Dolayısı ile hisse senedi piyasalarında getiri elde etmek ya da zararların önüne geçebilmenin en temel yolu iyi analizden geçmektedir. İyi bir tahmin daha doğrusu analiz yapılabilmesi için finansal bilgi sisteminin iyi çalışması gereklidir. Fon arz ve talep eden yatırımcıların doğru karar verebilmeleri için; fonlarını arz eden kuruluşların doğru bir şekilde şirketleri hakkında bilgi sağlayıcı olmalılar. Sadece şirketlerin değil yatırımcılarında aldığı haberleri bilgi olarak kabul edebilmesi ve yorumlaması için; (i) haberin beklenen bir kararı etkilemesi (ii) haberin bilgi sağlayıcı olması (iii) öğretici şekilde olması (iv) bilginin karar alıcıyı harekete geçirmesi (v) yatırımcının mevcut kararını değiştirebilecek nitelikte olması gerekmektedir (Usul ve Bekçi s. 68).

Buda demek oluyor ki Yatırımcıların yatırım konusu fonların arz ve talep edildiği piyasanın her safhasında bilgi aktarımı finansal bilgi ile sağlanmaktadır. Yatırımcının doğru ve sağlıklı karar alabilmesi için bilgi birikiminin zamanında, gerektiği gibi ve güvenilir olarak sağlanması gerekmektedir. Bu durum sadece yatırımcıların doğru karar vermesine sebep olmamakla birlikte bir yandan da yeni yatırımcıların katılmasına da sebep olacaktır.

Yatırımcılar hisse senedi alım satımı yaparken yatırımın değerinin tayin edildiği üç farklı unsur vardır bunlar; yatırımcının istediği getiri oranı, nakit akımlarının riskliliği ve yatırımdan beklenen nakit akımlarının zamanları ve miktarlarıdır (Türko, 2002, s.58).

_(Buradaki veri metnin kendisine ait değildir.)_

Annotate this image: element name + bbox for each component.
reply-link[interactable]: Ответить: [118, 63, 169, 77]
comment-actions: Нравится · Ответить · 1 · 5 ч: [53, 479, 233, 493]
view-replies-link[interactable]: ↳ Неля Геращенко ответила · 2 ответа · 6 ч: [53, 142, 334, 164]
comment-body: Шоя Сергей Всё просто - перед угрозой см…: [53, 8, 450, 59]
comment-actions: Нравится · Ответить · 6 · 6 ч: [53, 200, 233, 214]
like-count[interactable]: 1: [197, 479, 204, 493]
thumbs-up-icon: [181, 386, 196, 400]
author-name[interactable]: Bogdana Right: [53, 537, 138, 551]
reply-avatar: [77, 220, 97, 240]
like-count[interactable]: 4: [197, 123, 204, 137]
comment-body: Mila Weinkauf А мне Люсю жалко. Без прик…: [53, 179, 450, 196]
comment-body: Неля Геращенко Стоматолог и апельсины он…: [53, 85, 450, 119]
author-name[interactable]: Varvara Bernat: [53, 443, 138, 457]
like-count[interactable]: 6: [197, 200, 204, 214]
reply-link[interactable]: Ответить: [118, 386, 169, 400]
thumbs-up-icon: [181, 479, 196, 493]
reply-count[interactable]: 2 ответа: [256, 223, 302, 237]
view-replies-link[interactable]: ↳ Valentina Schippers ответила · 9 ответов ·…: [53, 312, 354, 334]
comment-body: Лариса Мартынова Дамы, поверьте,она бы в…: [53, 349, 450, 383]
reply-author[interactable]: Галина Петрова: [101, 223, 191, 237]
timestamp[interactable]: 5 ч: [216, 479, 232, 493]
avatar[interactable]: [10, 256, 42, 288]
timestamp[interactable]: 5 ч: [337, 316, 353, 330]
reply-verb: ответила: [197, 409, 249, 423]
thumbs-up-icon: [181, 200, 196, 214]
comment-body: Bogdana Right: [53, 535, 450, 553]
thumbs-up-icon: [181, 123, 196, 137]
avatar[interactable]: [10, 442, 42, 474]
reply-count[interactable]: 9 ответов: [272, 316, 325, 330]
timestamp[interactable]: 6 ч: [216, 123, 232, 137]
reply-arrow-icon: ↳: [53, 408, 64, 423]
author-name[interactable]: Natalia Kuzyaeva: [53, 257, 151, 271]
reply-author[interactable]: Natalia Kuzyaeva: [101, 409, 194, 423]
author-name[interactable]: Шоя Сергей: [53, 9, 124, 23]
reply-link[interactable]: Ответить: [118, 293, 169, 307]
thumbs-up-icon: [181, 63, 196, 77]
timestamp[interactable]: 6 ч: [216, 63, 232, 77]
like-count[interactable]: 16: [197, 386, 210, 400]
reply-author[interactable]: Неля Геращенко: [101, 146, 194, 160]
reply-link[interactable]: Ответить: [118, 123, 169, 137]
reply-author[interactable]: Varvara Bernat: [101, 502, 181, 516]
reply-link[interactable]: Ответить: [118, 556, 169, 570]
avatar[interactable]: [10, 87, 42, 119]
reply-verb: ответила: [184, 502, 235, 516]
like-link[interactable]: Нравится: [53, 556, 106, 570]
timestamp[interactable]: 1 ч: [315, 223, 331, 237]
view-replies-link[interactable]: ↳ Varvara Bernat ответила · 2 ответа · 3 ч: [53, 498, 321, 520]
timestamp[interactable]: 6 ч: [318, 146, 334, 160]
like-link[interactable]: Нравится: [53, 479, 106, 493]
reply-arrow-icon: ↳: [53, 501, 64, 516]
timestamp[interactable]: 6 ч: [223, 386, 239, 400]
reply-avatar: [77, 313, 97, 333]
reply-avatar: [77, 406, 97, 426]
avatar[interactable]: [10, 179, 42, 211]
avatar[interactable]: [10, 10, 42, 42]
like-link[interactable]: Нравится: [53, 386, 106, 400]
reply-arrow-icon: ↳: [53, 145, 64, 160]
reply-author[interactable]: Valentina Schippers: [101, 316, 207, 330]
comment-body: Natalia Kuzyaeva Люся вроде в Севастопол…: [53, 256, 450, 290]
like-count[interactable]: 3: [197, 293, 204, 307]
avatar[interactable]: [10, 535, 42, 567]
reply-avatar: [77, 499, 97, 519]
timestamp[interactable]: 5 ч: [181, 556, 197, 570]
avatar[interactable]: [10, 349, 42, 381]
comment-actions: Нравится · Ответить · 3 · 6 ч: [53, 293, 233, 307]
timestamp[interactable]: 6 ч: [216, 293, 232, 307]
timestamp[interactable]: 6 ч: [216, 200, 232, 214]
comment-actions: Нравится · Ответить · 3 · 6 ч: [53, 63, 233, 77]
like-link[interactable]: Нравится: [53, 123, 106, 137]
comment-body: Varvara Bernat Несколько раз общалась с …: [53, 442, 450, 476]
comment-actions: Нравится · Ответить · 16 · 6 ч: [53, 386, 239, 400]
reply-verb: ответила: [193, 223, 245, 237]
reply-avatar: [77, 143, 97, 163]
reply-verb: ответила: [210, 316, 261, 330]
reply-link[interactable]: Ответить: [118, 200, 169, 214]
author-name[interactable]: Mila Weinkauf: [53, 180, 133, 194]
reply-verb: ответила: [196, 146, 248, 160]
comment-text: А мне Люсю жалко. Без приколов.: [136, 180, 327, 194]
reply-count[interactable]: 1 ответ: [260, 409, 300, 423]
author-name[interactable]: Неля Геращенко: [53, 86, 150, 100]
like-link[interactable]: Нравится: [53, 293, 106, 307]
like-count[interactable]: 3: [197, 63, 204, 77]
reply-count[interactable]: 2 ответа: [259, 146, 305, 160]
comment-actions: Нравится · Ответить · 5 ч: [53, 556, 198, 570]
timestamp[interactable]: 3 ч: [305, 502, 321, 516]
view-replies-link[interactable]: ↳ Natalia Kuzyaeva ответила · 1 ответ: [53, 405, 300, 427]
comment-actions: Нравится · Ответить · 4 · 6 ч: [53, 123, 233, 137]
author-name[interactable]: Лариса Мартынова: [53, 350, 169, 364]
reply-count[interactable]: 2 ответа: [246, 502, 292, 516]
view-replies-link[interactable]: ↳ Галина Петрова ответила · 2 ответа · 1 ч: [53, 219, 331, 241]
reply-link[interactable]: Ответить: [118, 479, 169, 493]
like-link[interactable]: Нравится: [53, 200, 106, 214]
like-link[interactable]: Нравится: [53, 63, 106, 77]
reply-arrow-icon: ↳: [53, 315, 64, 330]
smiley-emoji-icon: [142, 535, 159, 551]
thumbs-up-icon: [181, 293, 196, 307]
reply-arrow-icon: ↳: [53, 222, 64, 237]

Hisse senetlerinde belirli bir vade olmadığı ve oynak bir piyasada faaliyet gösterdikleri için belirsizliği yüksek ve değerlemesi yani analiz edilmesi daha zor bir enstrüman olarak bilinir. Finansal varlıkların gerçek değerleri vardır ve hisse senedi piyasasındaki dalgalanmalarda bu gerçek fiyat üzerinde oluşur ancak bazı mücbir durumlarda ve pazar koşullarının da etkisiyle pazar fiyatı ve gerçek değer arasında fark oluşabilmektedir (Sarıkamış, 2000, s.137).

3.1 Temel Analiz

Yatırımcılar fiyat hareketlerinin ne olacağı hususunda bilgi sahibi olmak isterler ve risk getiri ikilisinden yatırımın getirisini belirlemeye çalışırlar. Fiyatların tahmin edilmesinde temel analiz ve teknik analiz gibi yöntemlere başvuran yatırımcılar bu yolla getirilerini yükseltmeye çalışırlar. Teknik analiz yatırımcıların geçmişe ait fiyat hareketlerine bağlı olarak gelecekteki

(4)

muhtemel fiyat hareketlerini tahmin etme yöntemidir. Temel analiz teknik analize göre daha zor ve daha fazla bilgi birikimi gerektirir ve yatırım kararı yapılacak hisse senedine odaklanmak yerine tüm ekonomi, sektör ve firmanın tamamının incelenmesi gereklidir. Tüm bu bilgilerin ışığında doğru bir şekilde yorumlanması en olmazsa olmazındandır da. Bu yapısı ile temel analiz zaman alıcı, maliyetli ve gelecekte olacak fiyat akımının bugüne indirgenmesi olarak kabul edildiği için daha gerçekçi olarak kabul edilen bir analiz türüdür. Kısa vadede doğru kestirimler olmayabilse de uzun dönemde bulunan değerler oluşabilmektedir (Sevinç, 2004 , s. 1).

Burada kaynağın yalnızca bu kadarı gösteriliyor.